L’Europe et la France savent désormais à quelle sauce elles seront mangées dès le 1er août. Après des semaines de négociations, un accord a finalement été trouvé entre Donald Trump et Ursula von der Leyen dimanche 27 juillet. Pour éviter 30% de droits de douane, l’Union européenne a consenti à des taxes de 15% sur les exportations européennes en direction des États-Unis. Jusqu’alors, ces droits de douane étaient évalués à environ 10%. Si Donald Trump a usé de superlatifs comme à son habitude, parlant de «plus grand ‘deal’ jamais passé», la présidente de la Commission européenne évoquait un «bon accord» pour l’Union.
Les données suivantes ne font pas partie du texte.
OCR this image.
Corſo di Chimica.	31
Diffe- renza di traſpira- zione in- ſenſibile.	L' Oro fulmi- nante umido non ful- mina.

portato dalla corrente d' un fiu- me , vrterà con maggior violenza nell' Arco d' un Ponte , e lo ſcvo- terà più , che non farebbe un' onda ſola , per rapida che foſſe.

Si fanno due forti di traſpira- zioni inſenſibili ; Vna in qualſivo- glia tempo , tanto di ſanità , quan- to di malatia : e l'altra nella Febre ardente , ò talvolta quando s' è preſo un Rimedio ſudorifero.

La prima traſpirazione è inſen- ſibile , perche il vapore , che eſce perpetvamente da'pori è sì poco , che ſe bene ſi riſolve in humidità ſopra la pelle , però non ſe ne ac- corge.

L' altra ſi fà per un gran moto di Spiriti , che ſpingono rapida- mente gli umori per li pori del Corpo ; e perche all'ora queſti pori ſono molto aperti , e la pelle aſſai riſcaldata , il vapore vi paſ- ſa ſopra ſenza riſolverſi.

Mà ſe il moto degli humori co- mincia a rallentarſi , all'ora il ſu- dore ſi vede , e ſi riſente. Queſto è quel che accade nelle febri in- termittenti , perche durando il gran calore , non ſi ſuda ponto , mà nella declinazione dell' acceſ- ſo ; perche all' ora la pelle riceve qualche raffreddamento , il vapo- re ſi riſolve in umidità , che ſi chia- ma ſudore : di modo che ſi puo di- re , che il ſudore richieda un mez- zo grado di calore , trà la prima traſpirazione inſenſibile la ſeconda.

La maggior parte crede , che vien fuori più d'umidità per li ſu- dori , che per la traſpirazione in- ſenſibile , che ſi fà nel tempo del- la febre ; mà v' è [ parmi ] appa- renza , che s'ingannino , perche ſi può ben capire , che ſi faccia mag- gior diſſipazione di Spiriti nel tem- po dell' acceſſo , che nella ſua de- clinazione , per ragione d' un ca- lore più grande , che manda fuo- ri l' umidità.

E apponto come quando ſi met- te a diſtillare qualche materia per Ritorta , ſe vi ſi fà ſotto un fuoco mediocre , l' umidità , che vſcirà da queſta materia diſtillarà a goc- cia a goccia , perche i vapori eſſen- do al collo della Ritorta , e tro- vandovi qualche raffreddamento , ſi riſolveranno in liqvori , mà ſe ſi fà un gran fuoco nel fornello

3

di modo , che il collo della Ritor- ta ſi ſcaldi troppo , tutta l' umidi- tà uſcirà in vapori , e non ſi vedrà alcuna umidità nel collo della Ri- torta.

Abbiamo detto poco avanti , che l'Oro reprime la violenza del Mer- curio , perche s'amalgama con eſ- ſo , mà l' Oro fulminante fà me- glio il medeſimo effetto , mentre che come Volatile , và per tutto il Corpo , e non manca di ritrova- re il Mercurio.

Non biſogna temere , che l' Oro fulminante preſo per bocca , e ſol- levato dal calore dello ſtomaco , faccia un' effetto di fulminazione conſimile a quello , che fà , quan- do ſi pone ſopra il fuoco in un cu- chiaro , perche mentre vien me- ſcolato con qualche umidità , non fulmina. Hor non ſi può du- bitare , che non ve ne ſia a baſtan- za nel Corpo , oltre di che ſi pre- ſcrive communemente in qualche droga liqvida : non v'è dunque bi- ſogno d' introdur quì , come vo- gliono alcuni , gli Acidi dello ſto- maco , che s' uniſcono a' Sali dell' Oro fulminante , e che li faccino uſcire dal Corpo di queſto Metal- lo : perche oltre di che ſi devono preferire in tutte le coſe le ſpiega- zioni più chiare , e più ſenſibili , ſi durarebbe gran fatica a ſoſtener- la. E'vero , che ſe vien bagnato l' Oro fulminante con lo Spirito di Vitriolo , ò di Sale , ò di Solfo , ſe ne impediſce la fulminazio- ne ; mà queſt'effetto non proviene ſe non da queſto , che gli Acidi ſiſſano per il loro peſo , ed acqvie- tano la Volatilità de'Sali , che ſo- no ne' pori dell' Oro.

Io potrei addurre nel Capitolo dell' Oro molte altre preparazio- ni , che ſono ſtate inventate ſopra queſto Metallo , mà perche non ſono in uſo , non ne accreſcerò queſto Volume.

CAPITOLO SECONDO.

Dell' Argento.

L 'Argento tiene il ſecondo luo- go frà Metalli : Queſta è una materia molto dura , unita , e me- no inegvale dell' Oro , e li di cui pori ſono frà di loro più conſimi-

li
Mais ce n’est pas vraiment du goût de la France. Dans un post publié sur le réseau social X ce lundi matin, le ministre français délégué chargé de l’Europe concède que cet accord va «apporter une stabilité temporaire». Benjamin Haddad reconnaît également qu’il exempte «des secteurs clés pour l’économie française», que ce soit l’aéronautique, les spiritueux ou les médicaments et qu’«il a exclu toute concession pour nos filières agricoles sensibles» tout en préservant «notre réglementation européenne sur des sujets comme le numérique ou le sanitaire».

Benjamin Haddad réclame l’instrument anti-coercition

Toutefois, «il est déséquilibré», déplore le ministre français. Cet accord «ne peut pas être durable», met-il en garde, avant d’attaquer les Etats-Unis : «Le libre-échange qui a fait la prospérité partagée des deux rives de l’Atlantique depuis la fin de la Seconde Guerre mondiale est aujourd’hui rejeté par les Etats-Unis qui font le choix de la coercition économique et du mépris complet des règles de l’OMC.» Pour Benjamin Haddad, si l’Europe n’en tire pas les conséquences rapidement, elle «risque l’effacement».

Benjamin Haddad considère également que faire de telles «concessions ne fera qu’encourager la prédation à l’extérieur, et le rejet de l’Europe au sein de nos frontières par nos citoyens». Alors, quelles solutions ? La France penche sur de nouvelles discussions pour «rechercher l’équilibre commercial» avec les Etats-Unis. Le ministre demande une nouvelle fois l’utilisation de l’instrument anti-coercition, notamment pour «taxer les services numériques ou les exclure de marchés publics».

Trop de normes en Europe ?

L’intérêt européen serait également de «réduire massivement les normes et régulations qui continuent de peser sur la compétitivité des entreprises européennes» ou encore revoir «les politiques d’aide d’Etat et de concurrence obsolètes de la Commission européenne» afin de protéger les industries «de la concurrence déloyale à l’échelle internationale». Enfin, il faut soutenir l’innovation. «On ne peut pas être les derniers dindons de la farce de règles que plus personne ne respecte», lance Benjamin Haddad.